A way to show GCP logs in the dashboard?

1. Severity of the issue: (select one)
None: I’m just curious or want clarification.
Low: Annoying but doesn’t hinder my work.
Medium: Significantly affects my productivity but can find a workaround.
High: Completely blocks me.

2. Environment:

  • Ray version: v2.44.0
  • Python version: 3.11
  • OS: Ubuntu 22.04 via KubeRay deployed in GKE cluster
  • Cloud/Infrastructure: GCP + GKE
  • Other libs/tools (if relevant):

3. Repro steps / sample code: (optional, but helps a lot!)

Head node configured with

  headGroupSpec:
    rayStartParams:
      num-cpus: '0'

to prevent any tasks from being scheduled on it.

Workers are managed by the autoscaler v2, with the default pods number set to 0. All worker pods are using GKE Spot instances.

When a new job is scheduled, Ray cluster creates a new worker pod to run the job entrypoint there. This pod becomes the driver for this job and, by default, collects logs from all other pods that can execute tasks associated with this job.

However, with the autoscaler enabled, the first worker pod will be deleted as soon as it’s no longer in use, and all logs from the job will be deleted along with it. Dashboard will show that it’s not possible to load the logs anymore, which is expected, because the corresponding Ray node is also down.

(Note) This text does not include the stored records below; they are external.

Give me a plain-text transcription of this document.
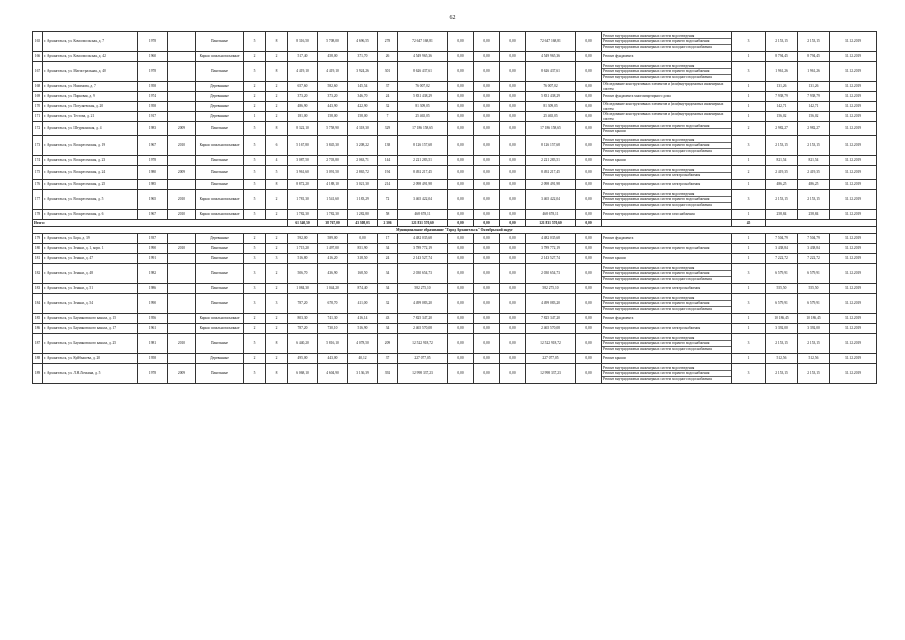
62
165	г. Архангельск, ул. Комсомольская, д. 7	1978		Панельные	5	8	8 316,50	5 708,00	4 696,55	278	72 647 168,81	0,00	0,00	0,00	72 647 168,81	0,00	Ремонт внутридомовых инженерных систем водоотведения
Ремонт внутридомовых инженерных систем горячего водоснабжения
Ремонт внутридомовых инженерных систем холодного водоснабжения	3	2 153,15	2 153,15	31.12.2019
166	г. Архангельск, ул. Комсомольская, д. 42	1960		Каркас шпальнозасыпные	2	2	517,40	458,00	371,70	26	4 549 965,36	0,00	0,00	0,00	4 549 965,36	0,00	Ремонт фундамента	1	8 794,45	8 794,45	31.12.2019
167	г. Архангельск, ул. Магистральная, д. 40	1978		Панельные	5	8	4 419,10	4 419,10	3 924,26	301	8 626 437,61	0,00	0,00	0,00	8 626 437,61	0,00	Ремонт внутридомовых инженерных систем водоотведения
Ремонт внутридомовых инженерных систем горячего водоснабжения
Ремонт внутридомовых инженерных систем холодного водоснабжения	3	1 961,26	1 961,26	31.12.2019
168	г. Архангельск, ул. Нахимова, д. 7	1958		Деревянные	2	2	657,60	582,60	145,54	37	76 007,02	0,00	0,00	0,00	76 007,02	0,00	Обследование конструктивных элементов и (или)внутридомовых инженерных систем	1	131,26	131,26	31.12.2019
169	г. Архангельск, ул. Парковая, д. 9	1974		Деревянные	2	2	373,20	373,20	346,70	24	5 831 438,29	0,00	0,00	0,00	5 831 438,29	0,00	Ремонт фундамента многоквартирного дома	1	7 938,79	7 938,79	31.12.2019
170	г. Архангельск, ул. Погуляевская, д. 20	1958		Деревянные	2	2	486,90	443,90	422,90	32	81 309,05	0,00	0,00	0,00	81 309,05	0,00	Обследование конструктивных элементов и (или)внутридомовых инженерных систем	1	142,71	142,71	31.12.2019
171	г. Архангельск, ул. Тестова, д. 21	1917		Деревянные	1	2	181,00	158,00	158,00	7	25 465,05	0,00	0,00	0,00	25 465,05	0,00	Обследование конструктивных элементов и (или)внутридомовых инженерных систем	1	156,02	156,02	31.12.2019
172	г. Архангельск, ул. Штурманская, д. 4	1983	2009	Панельные	5	8	8 322,10	5 758,90	4 318,30	329	17 186 158,65	0,00	0,00	0,00	17 186 158,65	0,00	Ремонт внутридомовых инженерных систем горячего водоснабжения
Ремонт крыши	2	2 982,27	2 982,27	31.12.2019
173	г. Архангельск, ул. Воскресенская, д. 19	1967	2010	Каркас шпальнозасыпные	5	6	5 167,80	3 845,30	3 208,22	138	8 126 157,68	0,00	0,00	0,00	8 126 157,68	0,00	Ремонт внутридомовых инженерных систем водоотведения
Ремонт внутридомовых инженерных систем горячего водоснабжения
Ремонт внутридомовых инженерных систем холодного водоснабжения	3	2 153,15	2 153,15	31.12.2019
174	г. Архангельск, ул. Воскресенская, д. 23	1978		Панельные	5	4	3 087,50	2 703,80	2 063,71	144	2 221 283,51	0,00	0,00	0,00	2 221 283,51	0,00	Ремонт крыши	1	821,54	821,54	31.12.2019
175	г. Архангельск, ул. Воскресенская, д. 24	1980	2009	Панельные	5	5	3 961,60	3 091,50	2 865,72	194	8 492 217,45	0,00	0,00	0,00	8 492 217,45	0,00	Ремонт внутридомовых инженерных систем водоотведения
Ремонт внутридомовых инженерных систем электроснабжения	2	2 419,35	2 419,35	31.12.2019
176	г. Архангельск, ул. Воскресенская, д. 25	1985		Панельные	5	8	8 872,20	4 188,10	3 021,30	214	2 098 491,98	0,00	0,00	0,00	2 098 491,98	0,00	Ремонт внутридомовых инженерных систем электроснабжения	1	486,25	486,25	31.12.2019
177	г. Архангельск, ул. Воскресенская, д. 5	1965	2010	Каркас шпальнозасыпные	5	2	1 781,30	1 541,60	1 183,29	72	3 465 422,04	0,00	0,00	0,00	3 465 422,04	0,00	Ремонт внутридомовых инженерных систем водоотведения
Ремонт внутридомовых инженерных систем горячего водоснабжения
Ремонт внутридомовых инженерных систем холодного водоснабжения	3	2 153,15	2 153,15	31.12.2019
178	г. Архангельск, ул. Воскресенская, д. 6	1967	2010	Каркас шпальнозасыпные	5	2	1 782,30	1 782,30	1 282,80	58	468 678,11	0,00	0,00	0,00	468 678,11	0,00	Ремонт внутридомовых инженерных систем газоснабжения	1	258,84	258,84	31.12.2019
Итого:							61 340,50	38 767,00	43 308,03	2 306	121 831 570,60	0,00	0,00	0,00	121 831 570,60	0,00		45			
Муниципальное образование "Город Архангельск" Октябрьский округ																					
179	г. Архангельск, ул. Бора, д. 39	1937		Деревянные	2	2	592,00	589,00	0,00	17	4 482 035,68	0,00	0,00	0,00	4 482 035,68	0,00	Ремонт фундамента	1	7 504,79	7 504,79	31.12.2019
180	г. Архангельск, ул. Зеньки, д. 1, корп. 1	1990	2010	Панельные	5	2	1 715,20	1 497,00	851,90	34	3 789 772,19	0,00	0,00	0,00	3 789 772,19	0,00	Ремонт внутридомовых инженерных систем горячего водоснабжения	1	3 438,84	3 438,84	31.12.2019
181	г. Архангельск, ул. Зеньки, д. 47	1991		Панельные	3	3	516,80	416,20	318,50	24	2 143 527,74	0,00	0,00	0,00	2 143 527,74	0,00	Ремонт крыши	1	7 222,72	7 222,72	31.12.2019
182	г. Архангельск, ул. Зеньки, д. 48	1982		Панельные	3	2	506,70	436,90	168,50	34	2 030 654,73	0,00	0,00	0,00	2 030 654,73	0,00	Ремонт внутридомовых инженерных систем водоотведения
Ремонт внутридомовых инженерных систем горячего водоснабжения
Ремонт внутридомовых инженерных систем холодного водоснабжения	3	6 579,91	6 579,91	31.12.2019
183	г. Архангельск, ул. Зеньки, д. 51	1986		Панельные	3	2	1 084,30	1 044,20	874,40	34	582 275,10	0,00	0,00	0,00	582 275,10	0,00	Ремонт внутридомовых инженерных систем электроснабжения	1	555,50	555,50	31.12.2019
184	г. Архангельск, ул. Зеньки, д. 54	1990		Панельные	3	3	787,20	678,70	411,00	32	4 499 083,20	0,00	0,00	0,00	4 499 083,20	0,00	Ремонт внутридомовых инженерных систем водоотведения
Ремонт внутридомовых инженерных систем горячего водоснабжения
Ремонт внутридомовых инженерных систем холодного водоснабжения	3	6 579,91	6 579,91	31.12.2019
185	г. Архангельск, ул. Баумановского канала, д. 15	1956		Каркас шпальнозасыпные	2	2	803,30	741,30	416,14	43	7 825 347,20	0,00	0,00	0,00	7 825 347,20	0,00	Ремонт фундамента	1	10 186,45	10 186,45	31.12.2019
186	г. Архангельск, ул. Баумановского канала, д. 17	1961		Каркас шпальнозасыпные	2	2	787,20	730,10	516,90	34	2 465 570,08	0,00	0,00	0,00	2 465 570,08	0,00	Ремонт внутридомовых инженерных систем электроснабжения	1	3 392,00	3 392,00	31.12.2019
187	г. Архангельск, ул. Баумановского канала, д. 25	1981	2010	Панельные	5	8	6 440,20	5 816,10	4 078,50	209	12 522 918,72	0,00	0,00	0,00	12 522 918,72	0,00	Ремонт внутридомовых инженерных систем водоотведения
Ремонт внутридомовых инженерных систем горячего водоснабжения
Ремонт внутридомовых инженерных систем холодного водоснабжения	3	2 153,15	2 153,15	31.12.2019
188	г. Архангельск, ул. Куйбышева, д. 20	1958		Деревянные	2	2	495,00	443,00	40,12	37	227 077,05	0,00	0,00	0,00	227 077,05	0,00	Ремонт крыши	1	512,56	512,56	31.12.2019
189	г. Архангельск, ул. Л.Н.Лочкина, д. 5	1978	2009	Панельные	5	8	6 068,10	4 604,90	3 136,39	392	12 998 337,23	0,00	0,00	0,00	12 998 337,23	0,00	Ремонт внутридомовых инженерных систем водоотведения
Ремонт внутридомовых инженерных систем горячего водоснабжения
Ремонт внутридомовых инженерных систем холодного водоснабжения	3	2 153,15	2 153,15	31.12.2019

There is a documentation page that suggests using fluentbit and similar tools to collect the logs from the running pods and store them in some persistent place like GCP Logging or AWS CloudWatch, but the same page also shows how to view these logs in the external viewer (Loki) and not in the dashboard.

4. What happened vs. what you expected:

  • Expected: I want to be able to see job logs after driver pod is terminated
  • Actual: I can see logs while job is running, but they disappear after that

I do understand that the current implementation will now allow for this to happen (unless the log manager is rewritten to be pluggable?), but I want to spark some discussion about this topic, as it makes the user experience unpleasant.

Can we expect for Ray to support external log storages in the future?

Hi svartalf,

Thanks for bringing it up! Yeah, currently the idea is using a 3rd party library and other tools to collect the logs and then store them for persistent log access. It might be worthwhile filing a feature request for this specific feature on GitHub too.

If you need help setting up persistent logs let me know, but the docs page you linked definitely has most of the steps you need I believe.